Modern commentators often say that the encounter with God engages one's whole being, so the encounter itself seems like both eating and drinking; it is a feast for the senses. Or, it is also a modern position that we come to know God through our real experiences in this world, even experiences like eating and drinking when we feel closest to God. We "see" that it is God who provides for us. For Jews, the modern scholars say, eating and drinking is just as immediate an encounter with God as is praying.

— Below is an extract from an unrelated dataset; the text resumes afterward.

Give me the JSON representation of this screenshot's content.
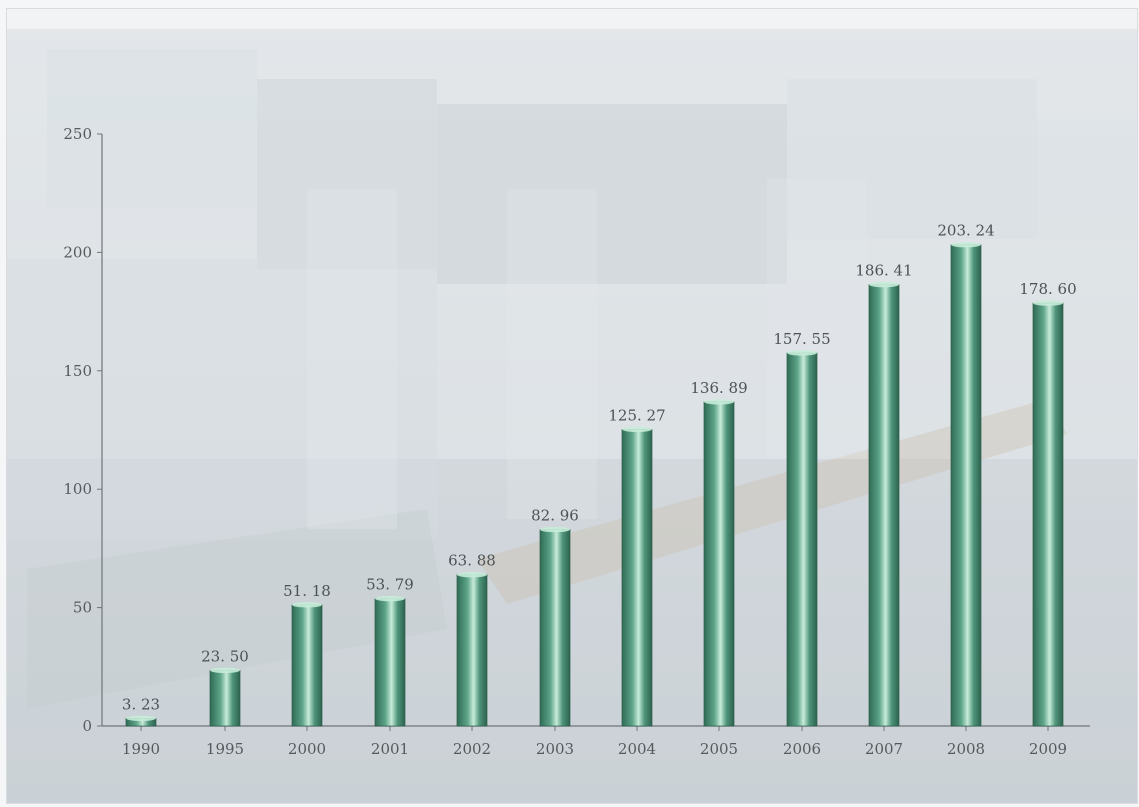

All these things, like beads on a string, were tied into the Sinai story, a story which encompasses the largest segment of the Torah stretching from the Book of Exodus all the way to the Book of Numbers. It may very well be that the Sinai story started simply, with Moses going up the mountain and returning with God's commandments. But there were so many codes of law that should have been given at Sinai that the editors used the setting the way we use the Constitution of the United States. When we see that something essential is not mentioned in the Constitution we amend it, adding the amendment as if it were always there, as if it were an integral part of the original document. It's hard to imagine our Constitution without the Bill of Rights, just as it is hard to image the Sinai story without the list of the Ten Commandments. So what if the list of commandments we now call the "Ten Commandments" was composed later and inserted into the Sinai story by some later editor? So what if the laws regarding slavery did not arise until much later when the people were living under the kings? So what if the story of the elders eating a meal with God was someone's elegant tale told many hundreds of years later? It would be difficult for us to imagine the experience at Sinai without these things. So we find them here, some more perfect and some less perfect, some more believable and some less believable. Sinai is our original covenant, just as the Constitution is the original contract we citizens made with ourselves. Because they both live and breathe, we may be adding to Sinai even now, amending it to make it clearer and more usable, just as the rabbis did in their time, just as Maimonides did in his time, and just as Jews have done ever since Sinai. And let us say: Amen.